Consider the Hilbert space $V = L^2(Z(\mathbb{A})\mathrm{GL}_2(\mathbb{Q})\backslash \mathrm{GL}_2(\mathbb{A}))$. This is a unitary representation of $\mathrm{GL}_2(\mathbb{A})$, acting by right multiplication, so we can ask for the spectrum of unitary irreducible representations appearing in its decomposition.
$\mathrm{GL}_2(\mathbb{R})$ naturally embeds into $\mathrm{GL}_2(\mathbb{A})$, and let us define $V_0$ to be the subspace of $V$ consisting of vectors fixed by $\mathrm{GL}_2(\mathbb{R})$. The action of $\mathrm{GL}_2(\mathbb{A})$ on $V$ preserves $V_0$.
Question: What is the decomposition of $V_0$ into irreducible representations of $\mathrm{GL}_2(\mathbb{A})$? In other words, what are the automorphic representations which are trivial representations of $\mathrm{GL}_2(\mathbb{R})$?

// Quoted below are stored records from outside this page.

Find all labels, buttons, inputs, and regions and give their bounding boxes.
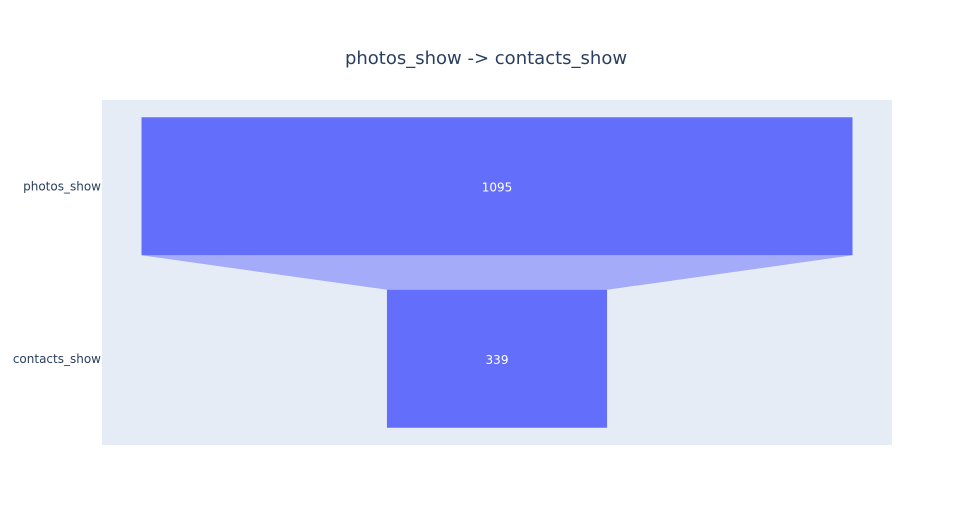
data-label: 339 [486, 353, 509, 367]
y-tick-label: photos_show [23, 179, 101, 193]
chart-title: photos_show -> contacts_show [345, 48, 627, 69]
data-label: 1095 [482, 180, 513, 194]
funnel-chart: photos_show -> contacts_show 1095 339 pho… [0, 0, 971, 525]
chart-canvas: photos_show -> contacts_show 1095 339 pho… [13, 48, 892, 445]
y-tick-label: contacts_show [13, 352, 101, 366]
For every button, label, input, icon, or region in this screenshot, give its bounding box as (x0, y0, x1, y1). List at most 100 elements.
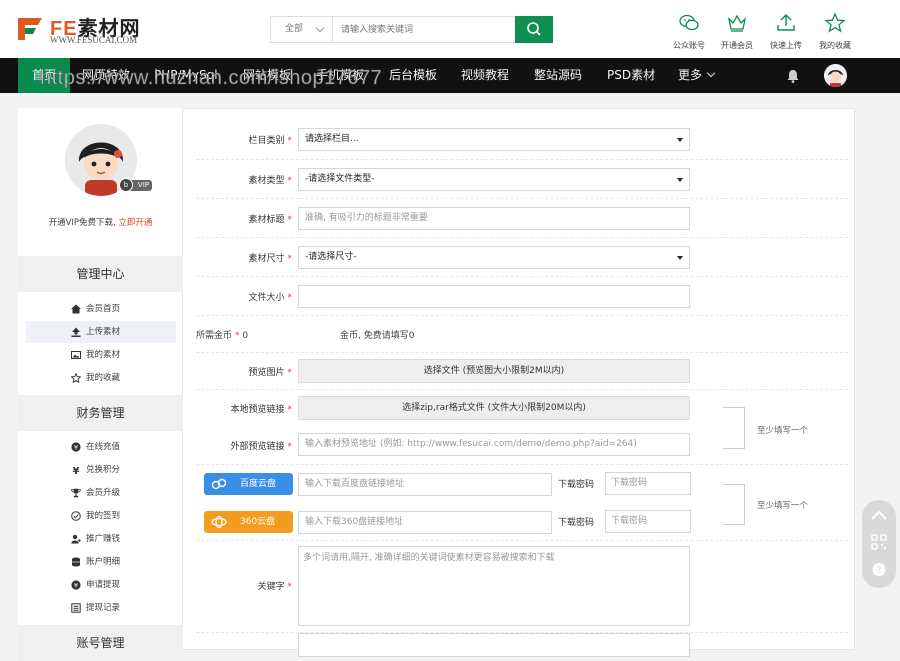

Comment: I couldn't easily find this question answered in the literature, because there the focus is on cuspidal representations, and the trivial representation of $\mathrm{GL}_2(\mathbb{R})$ is not cuspidal. So the answer should somehow be encoded in the properties of the Eisenstein series, because in the classical theory the trivial representation = constant function, appears as a pole of the Eisenstein series.